Unprecedented demand and house price shake-up

As suppressed demand for new housing over the seven-week lockdown period releases and sales and marketing suites slowly reopen, Zoopla and Rightmove claims to have witnessed a peak in interest since the first lockdown announcement. As the overall demand for new housing increases by different demographics, typically reigned by first time buyers, house prices are fluctuating, soaring at the highest rate since 2016 to compete with the sudden rush of interest.

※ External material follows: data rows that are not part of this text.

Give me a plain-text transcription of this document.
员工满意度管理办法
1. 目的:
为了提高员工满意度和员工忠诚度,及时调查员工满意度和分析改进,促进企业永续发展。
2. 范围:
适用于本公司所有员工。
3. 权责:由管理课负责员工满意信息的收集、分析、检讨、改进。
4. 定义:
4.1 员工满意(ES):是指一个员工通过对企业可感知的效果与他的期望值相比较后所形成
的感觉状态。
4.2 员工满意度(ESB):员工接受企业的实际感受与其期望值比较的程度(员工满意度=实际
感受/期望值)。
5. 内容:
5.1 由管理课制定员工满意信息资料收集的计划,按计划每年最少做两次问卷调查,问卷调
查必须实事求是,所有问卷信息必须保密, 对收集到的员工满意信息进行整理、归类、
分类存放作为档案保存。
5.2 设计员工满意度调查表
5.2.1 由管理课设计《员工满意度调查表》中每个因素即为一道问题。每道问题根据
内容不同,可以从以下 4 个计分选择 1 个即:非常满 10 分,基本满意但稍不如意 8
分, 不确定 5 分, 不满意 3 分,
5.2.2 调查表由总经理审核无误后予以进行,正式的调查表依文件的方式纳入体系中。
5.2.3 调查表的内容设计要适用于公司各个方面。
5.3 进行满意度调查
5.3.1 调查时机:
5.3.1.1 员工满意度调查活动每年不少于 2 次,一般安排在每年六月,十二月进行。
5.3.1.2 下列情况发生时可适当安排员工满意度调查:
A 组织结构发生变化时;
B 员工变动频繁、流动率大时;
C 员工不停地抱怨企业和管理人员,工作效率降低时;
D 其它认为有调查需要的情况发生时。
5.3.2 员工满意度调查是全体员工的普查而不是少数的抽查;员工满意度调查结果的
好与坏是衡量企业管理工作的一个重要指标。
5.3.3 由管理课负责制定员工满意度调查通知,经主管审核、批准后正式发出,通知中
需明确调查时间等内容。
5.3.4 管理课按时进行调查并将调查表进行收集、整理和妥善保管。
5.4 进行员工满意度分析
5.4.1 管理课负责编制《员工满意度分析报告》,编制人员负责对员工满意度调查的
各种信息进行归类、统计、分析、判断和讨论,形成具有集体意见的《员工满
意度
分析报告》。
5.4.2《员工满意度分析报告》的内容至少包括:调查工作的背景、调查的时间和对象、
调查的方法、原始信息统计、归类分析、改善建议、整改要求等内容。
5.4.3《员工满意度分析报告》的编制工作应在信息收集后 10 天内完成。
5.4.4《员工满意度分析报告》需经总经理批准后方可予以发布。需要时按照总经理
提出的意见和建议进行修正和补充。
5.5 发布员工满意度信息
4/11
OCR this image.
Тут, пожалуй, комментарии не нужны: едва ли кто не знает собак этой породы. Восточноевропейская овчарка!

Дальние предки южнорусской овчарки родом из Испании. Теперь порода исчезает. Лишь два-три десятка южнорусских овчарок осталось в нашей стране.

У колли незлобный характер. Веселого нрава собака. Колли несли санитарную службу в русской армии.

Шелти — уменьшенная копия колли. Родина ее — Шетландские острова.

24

As both sectors experience unprecedented trading conditions, the forefront concern for both industries is to protect staff from the virus, minimise expenditure to mirror consumer demand and resume the recovery process. As the housing sector adapts to operating at a slower rate due to the national lockdown, it continues to engineer efficiency to speed up the home buying process, in turn – minimising the impact to the construction industry.